O livro é farto em fotografias, se destacando uma, tirada no Presídio Frei Caneca, onde dezenas de presos aparecem por causa do episódio denominado de “Intentona Comunista”, a maioria sem camisas. Dácio Malta identifica seu pai, o médico Campos da Paz e Apolônio de Carvalho. Eu identifiquei o Barão de Itararé, já com barba cerrada e um cigarro na boca. Todos os presos que posaram para a foto estão com os braços levantados, punhos cerrados. O único que está com o braço esquerdo levantado é Octavio Malta, todos os outros levantaram o braço direito.
O grande jornalista, nas palavras de seu filho: “… morreu num dia de muita notícia: 25 de abril de 1984, data em que o Congresso enterrou as diretas. Na noite anterior, ele foi para a janela de seu apartamento, no Flamengo, bater panela como a maioria dos brasileiros que queriam votar para Presidente. Pela manhã, esteve na ABI, onde foi pagar a mensalidade e ficar apto a votar na renovação de um terço do Conselho. Rubem Braga foi com Otto Lara Resende ao enterro de Malta. Depois lamentou, em artigo, que ambos ficaram à sombra de uma árvore do Cemitério São João Batista, ao invés de fazer como os mais velhos que, enfrentando o calor forte e uma enorme escadaria, foram até à beira da sepultura, como foi o caso de Barbosa Lima Sobrinho e Luís Carlos Prestes. E ainda saíram dali, por volta das 5 da tarde, para subir em um palanque armado na Cinelândia, onde se realizava o último comício pró-diretas. No caixão, Malta certamente se deliciou com o gesto. Ele sabia muito bem que a luta deveria continuar”.
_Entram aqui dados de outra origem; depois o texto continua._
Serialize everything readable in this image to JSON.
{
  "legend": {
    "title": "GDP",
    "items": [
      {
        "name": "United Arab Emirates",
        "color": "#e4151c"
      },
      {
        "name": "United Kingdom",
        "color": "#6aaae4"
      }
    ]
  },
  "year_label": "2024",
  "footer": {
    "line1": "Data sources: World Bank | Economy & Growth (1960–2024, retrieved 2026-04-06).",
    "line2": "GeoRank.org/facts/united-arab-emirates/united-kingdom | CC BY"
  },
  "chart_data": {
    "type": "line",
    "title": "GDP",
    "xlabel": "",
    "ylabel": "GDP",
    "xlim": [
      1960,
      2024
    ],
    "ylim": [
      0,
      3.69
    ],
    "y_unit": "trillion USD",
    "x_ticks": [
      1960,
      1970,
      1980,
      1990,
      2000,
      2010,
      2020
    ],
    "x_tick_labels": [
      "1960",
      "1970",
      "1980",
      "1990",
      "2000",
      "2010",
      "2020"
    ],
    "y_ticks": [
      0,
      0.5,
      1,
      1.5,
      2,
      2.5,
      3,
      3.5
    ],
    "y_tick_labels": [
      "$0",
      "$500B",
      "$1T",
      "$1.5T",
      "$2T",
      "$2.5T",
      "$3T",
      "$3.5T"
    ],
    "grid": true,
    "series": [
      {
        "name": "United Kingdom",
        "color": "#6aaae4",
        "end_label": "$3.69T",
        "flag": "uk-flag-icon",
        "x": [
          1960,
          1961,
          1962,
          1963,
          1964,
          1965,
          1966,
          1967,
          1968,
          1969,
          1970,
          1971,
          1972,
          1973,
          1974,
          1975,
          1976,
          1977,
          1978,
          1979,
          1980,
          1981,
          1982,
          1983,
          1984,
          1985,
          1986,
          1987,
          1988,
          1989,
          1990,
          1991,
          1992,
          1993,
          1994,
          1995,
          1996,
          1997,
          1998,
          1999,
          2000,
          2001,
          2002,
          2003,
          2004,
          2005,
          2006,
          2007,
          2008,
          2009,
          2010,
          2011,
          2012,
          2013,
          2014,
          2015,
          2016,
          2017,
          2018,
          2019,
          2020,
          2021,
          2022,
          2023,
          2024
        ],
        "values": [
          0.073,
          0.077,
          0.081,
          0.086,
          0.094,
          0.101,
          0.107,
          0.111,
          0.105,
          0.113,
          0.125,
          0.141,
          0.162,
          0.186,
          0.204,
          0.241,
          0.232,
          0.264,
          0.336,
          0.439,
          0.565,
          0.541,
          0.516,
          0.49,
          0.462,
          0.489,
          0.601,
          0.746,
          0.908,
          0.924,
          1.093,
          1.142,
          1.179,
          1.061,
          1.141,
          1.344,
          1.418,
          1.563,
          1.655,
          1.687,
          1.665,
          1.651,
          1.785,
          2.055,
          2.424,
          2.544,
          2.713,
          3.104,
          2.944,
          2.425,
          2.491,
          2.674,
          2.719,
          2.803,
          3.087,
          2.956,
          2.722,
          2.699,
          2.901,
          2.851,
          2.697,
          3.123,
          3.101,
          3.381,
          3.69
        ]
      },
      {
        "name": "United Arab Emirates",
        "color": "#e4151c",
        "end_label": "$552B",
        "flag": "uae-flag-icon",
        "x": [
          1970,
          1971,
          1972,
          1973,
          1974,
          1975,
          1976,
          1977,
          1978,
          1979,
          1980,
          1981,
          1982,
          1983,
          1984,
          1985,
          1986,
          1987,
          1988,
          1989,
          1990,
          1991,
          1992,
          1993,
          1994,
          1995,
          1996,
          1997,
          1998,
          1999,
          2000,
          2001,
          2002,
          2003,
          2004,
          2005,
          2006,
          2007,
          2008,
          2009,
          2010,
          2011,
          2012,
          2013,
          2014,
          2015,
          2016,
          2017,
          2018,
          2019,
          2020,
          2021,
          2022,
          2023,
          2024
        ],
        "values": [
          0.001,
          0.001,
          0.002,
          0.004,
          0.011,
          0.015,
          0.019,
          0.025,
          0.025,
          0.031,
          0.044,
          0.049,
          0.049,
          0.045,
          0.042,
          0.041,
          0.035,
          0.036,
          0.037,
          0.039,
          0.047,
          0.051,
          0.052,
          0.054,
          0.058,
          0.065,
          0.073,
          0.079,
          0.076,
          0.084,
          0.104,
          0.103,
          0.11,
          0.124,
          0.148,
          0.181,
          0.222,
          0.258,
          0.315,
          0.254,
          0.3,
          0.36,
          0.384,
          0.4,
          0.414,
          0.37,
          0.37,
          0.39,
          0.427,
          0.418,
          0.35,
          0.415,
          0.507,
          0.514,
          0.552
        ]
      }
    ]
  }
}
Pela última vez, passo a palavra a Dácio Malta: “Paulo Francis lembra que todos respeitavam Malta e o amavam como símbolo de um radicalismo que hoje me parece atenuado ou reduzido à demagogia no Brasil. Ele não queria nada para ele. Cuidava da família e vivia do salário de redator. A última vez que o vi, acho que em um café da Rio Branco, em 1969, perguntei a ele o que me dizia da nossa situação. Não me vendi. É a resposta”.
“Não me vendi!” Quantos homens podem dar essa resposta quando perguntados? (Referência: “Octavio Malta: jornalismo de combate”, organização de Dacio Malta, 1ª ed. Rio de Janeiro: Dacio Gomes Malta, 2022. Composto e Impresso pela CEPE: Companhia Editora de Pernambuco.)